Apple fans ready to shell out for the new iPhone 6S and 6S Plus will notice something different when trying to buy one this year: the lack of two-year contracts.
Yes, the days of subsidized iPhones are (almost) over. Verizon and Sprint ditched their two-year options this summer, leaving AT&T as the only carrier that still offers the contracts to customers.
"Good riddance, they were never a good deal," Mike Gikas, a smartphone expert at Consumer Reports, told NBC News. "The way things are moving now is much more consumer-friendly."
That might be true, but the glut of new options could be confusing to people looking to pick up the latest iPhone. What are the best options for you?
The early adopter
There are a lot of people out there who are used to getting a new iPhone at least once every two years. For them, leasing a new iPhone might be a better option than buying one.
"It's like leasing a car — you can walk away when your lease is over, but you don't own the thing," Bill Menezes, principal analyst at research firm Gartner, told NBC News.
Not owning the phone means you can't sell it on sites like Gazelle or easily switch from plan to plan.
The upside of leasing programs like Sprint's "iPhone Forever" and T-Mobile's "Jump! On Demand" plan is that customers just tack $22 or $15 a month, respectively, to their bill and they get a new phone, plus an upgrade every time a new iPhone comes out.
Those two carriers also offer the cheapest data plans, making them a good option for people who want new phones all of the time without breaking the bank.
Some people hold onto their iPhones until they fall apart. They are the ones who really benefit from the demise of two-year contracts.
In the past, the price of a subsidized phone wasn't clear -- it was all kind of mixed in with the monthly bill. When the cost of the phone was paid for, that bill didn't go down, meaning those who didn't upgrade could end up paying more for a phone than it was worth.
Now every carrier offers financing plans that let customers pay for their iPhone in installments. For instance, Verizon divides the cost of a $650 iPhone over 24 months, which comes out to $27.08 a month. Simple! (Apple announced its own financing on Wednesday, which, for the $650 iPhone 6S, comes out to $32.45 a month with Apple Care).
And there is nothing stopping you from paying off a phone more quickly in larger installments or just buying the newest model outright from Apple.
"If you pay off the phone in a year, and somebody else is offering a better voice and data plan, you can walk away from your carrier and sign something new with no commitment," Menezes said.
Even better, iPhones these days last longer before becoming obsolete, according to Gikas.
In the old days (a few years ago), each new iPhone was dramatically better than the previous one, he said.

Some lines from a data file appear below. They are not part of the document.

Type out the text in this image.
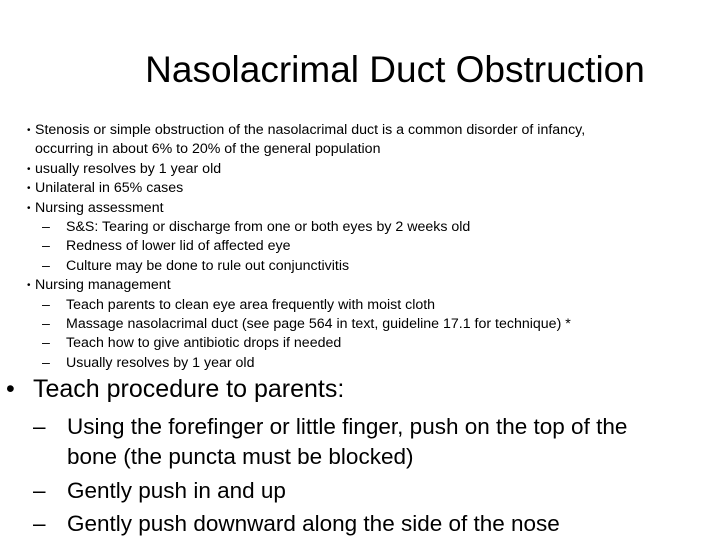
Nasolacrimal Duct Obstruction
• Stenosis or simple obstruction of the nasolacrimal duct is a common disorder of infancy,
occurring in about 6% to 20% of the general population
• usually resolves by 1 year old
• Unilateral in 65% cases
• Nursing assessment
– S&S: Tearing or discharge from one or both eyes by 2 weeks old
– Redness of lower lid of affected eye
– Culture may be done to rule out conjunctivitis
• Nursing management
– Teach parents to clean eye area frequently with moist cloth
– Massage nasolacrimal duct (see page 564 in text, guideline 17.1 for technique) *
– Teach how to give antibiotic drops if needed
– Usually resolves by 1 year old
• Teach procedure to parents:
– Using the forefinger or little finger, push on the top of the
bone (the puncta must be blocked)
– Gently push in and up
– Gently push downward along the side of the nose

Now smartphone technology has hit a plateau, so consumers can feel good about using the same device for three to four years.
There is no big discount when buying iPhones in bulk. But carriers do have different pricing options when it comes to service.
Gikas likes AT&T and Verizon for their shared data plans. Those providers give families flexibility, he said, because they all draw from the same pool — there is no penalty if Junior uses tons of data streaming YouTube, as long as mom and dad don't go above their limit.
Often, families don't need as much data as the carriers say they do, provided every member is careful to connect to Wi-Fi as often as possible.
"I have three teenage daughters who are heavy streamers, and we get by with four gigabytes of data and we don't run into overage charges," Gikas said.
For most people with good Wi-Fi discipline, one or two gigabytes of data per month is enough, according to Gikas.
However, those who can't help streaming Netflix on the road or using their iPhone to provide Wi-Fi for other devices might want to take advantage of AT&T's network.
It's not the cheapest, but AT&T's 4G network scored higher than every other major carrier when it came to availability and speed, according to a Consumer Reports survey.
Pair that with something like the Next 12 plan — which lets consumers divide the cost of their phone over 20 installments and upgrade after 12 — and power users can be sure to have the latest phone with the fastest connection.
Of course, you don't have to buy the latest iPhone. Once the new iPhone comes out, expect discounts on previous models from sites like Gazelle and the carriers.
"Last year's iPhone 6 is still a great phone," Gikas said. "If it's discounted by a couple of hundred dollars, that's going to be a great phone for the next few years."